Sydney plans bike lane in the sky
By Rosee Woodland & John Stevenson | Monday, December 17, 2007 11.59pm
An artists's impression of the Harbourlink elevated cycleway North Sydney Council
Cyclists in Sydney are in for a treat – if a $30million sky bridge gets the go ahead. The scheme is still in its early stages, but would see riders and walkers lifted above the city streets to enjoy a 2km car-free route.
North Sydney Council is promoting the plans for the bridge, which would stretch from the southern end of the Harbour Bridge north to Falcon Street along the Warringah Freeway. The bridge, dubbed Harbourlink, would give cyclists commuting south from Lane Cove a more pleasant way to get to work, and would save cyclists from the daily obstacle course of traffic and hilly streets.

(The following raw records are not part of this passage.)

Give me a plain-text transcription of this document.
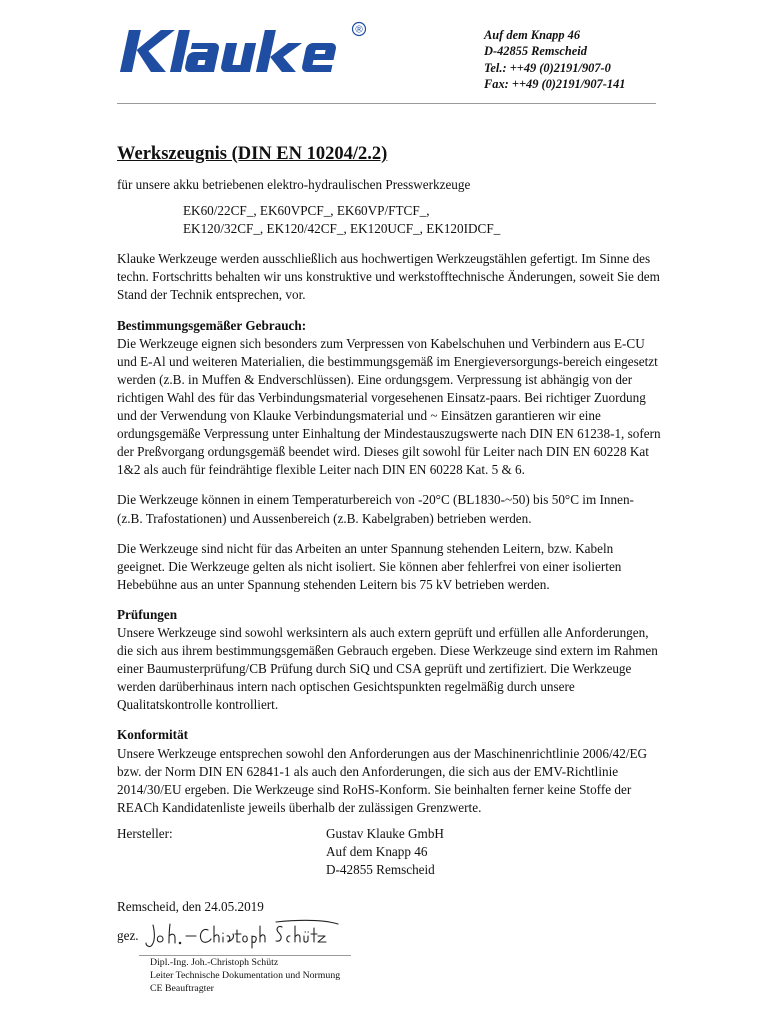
®	Auf dem Knapp 46
D-42855 Remscheid
Tel.: ++49 (0)2191/907-0
Fax: ++49 (0)2191/907-141
Werkszeugnis (DIN EN 10204/2.2)
für unsere akku betriebenen elektro-hydraulischen Presswerkzeuge
EK60/22CF_, EK60VPCF_, EK60VP/FTCF_,
EK120/32CF_, EK120/42CF_, EK120UCF_, EK120IDCF_
Klauke Werkzeuge werden ausschließlich aus hochwertigen Werkzeugstählen gefertigt. Im Sinne des techn. Fortschritts behalten wir uns konstruktive und werkstofftechnische Änderungen, soweit Sie dem Stand der Technik entsprechen, vor.
Bestimmungsgemäßer Gebrauch:
Die Werkzeuge eignen sich besonders zum Verpressen von Kabelschuhen und Verbindern aus E-CU und E-Al und weiteren Materialien, die bestimmungsgemäß im Energieversorgungs-bereich eingesetzt werden (z.B. in Muffen & Endverschlüssen). Eine ordungsgem. Verpressung ist abhängig von der richtigen Wahl des für das Verbindungsmaterial vorgesehenen Einsatz-paars. Bei richtiger Zuordung und der Verwendung von Klauke Verbindungsmaterial und ~ Einsätzen garantieren wir eine ordungsgemäße Verpressung unter Einhaltung der Mindestauszugswerte nach DIN EN 61238-1, sofern der Preßvorgang ordungsgemäß beendet wird. Dieses gilt sowohl für Leiter nach DIN EN 60228 Kat 1&2 als auch für feindrähtige flexible Leiter nach DIN EN 60228 Kat. 5 & 6.
Die Werkzeuge können in einem Temperaturbereich von -20°C (BL1830-~50) bis 50°C im Innen- (z.B. Trafostationen) und Aussenbereich (z.B. Kabelgraben) betrieben werden.
Die Werkzeuge sind nicht für das Arbeiten an unter Spannung stehenden Leitern, bzw. Kabeln geeignet. Die Werkzeuge gelten als nicht isoliert. Sie können aber fehlerfrei von einer isolierten Hebebühne aus an unter Spannung stehenden Leitern bis 75 kV betrieben werden.
Prüfungen
Unsere Werkzeuge sind sowohl werksintern als auch extern geprüft und erfüllen alle Anforderungen, die sich aus ihrem bestimmungsgemäßen Gebrauch ergeben. Diese Werkzeuge sind extern im Rahmen einer Baumusterprüfung/CB Prüfung durch SiQ und CSA geprüft und zertifiziert. Die Werkzeuge werden darüberhinaus intern nach optischen Gesichtspunkten regelmäßig durch unsere Qualitatskontrolle kontrolliert.
Konformität
Unsere Werkzeuge entsprechen sowohl den Anforderungen aus der Maschinenrichtlinie 2006/42/EG bzw. der Norm DIN EN 62841-1 als auch den Anforderungen, die sich aus der EMV-Richtlinie 2014/30/EU ergeben. Die Werkzeuge sind RoHS-Konform. Sie beinhalten ferner keine Stoffe der REACh Kandidatenliste jeweils überhalb der zulässigen Grenzwerte.
Hersteller:	Gustav Klauke GmbH
Auf dem Knapp 46
D-42855 Remscheid
Remscheid, den 24.05.2019
gez.
Dipl.-Ing. Joh.-Christoph Schütz
Leiter Technische Dokumentation und Normung
CE Beauftragter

It may look like a bike commuter’s fantasy, but North Sydney Council traffic engineer Kathy Edwards-Davis says that the proposal is as much about drawing attention to the area’s traffic issues as about putting forward a solution.
“It’s about highlighting the gap between the Lane Cove Tunnel and the Harbour Bridge, and showing that there’s potential to get more people on bikes and walking in that area,” Ms Edwards-Davis told BikeRadar.
Like much of Sydney, North Sydney has the problem that its main transport corridors are already occupied by roads, making it hard to find the space to build bike facilities. “In very developed areas like North Sydney there isn’t much room for cyclists or pedestrians so we need to look at alternatives like this,” says Ms Edwards-Davis.
The existing dedicated bike path on the Harbour Bridge is one of the glories of Sydney’s bike network. The proposed path would extend it up the hill into North Sydney, providing some of the best views in the city and elevating users above the pollution caused by cars clogging the city.
North Sydney Mayor Genia McCaffrey yesterday told the Sydney Morning Herald, "Having a decent bicycle network in Sydney is a key part of sustainable transport. Many people are deterred from riding bikes because there are no proper dedicated routes or because access to routes is difficult."
Ms Edwards-Davis insists that the airborne cycleway is technically feasible. “The main stumbling block is funding,” she says, adding that could come from state or federal government or even from a private company that wanted to be associated with an environmentally-friendly scheme. The council hopes to fund the next stage – investigating the likely level of use – from a state or federal government grant.
Mayor McCaffrey said that riders often felt vulnerable when riding on the main roads in the busy city. “You cannot ask people to ride bicycles unless governments provide safer bicycle routes. We need to separate the bikes from the cars.”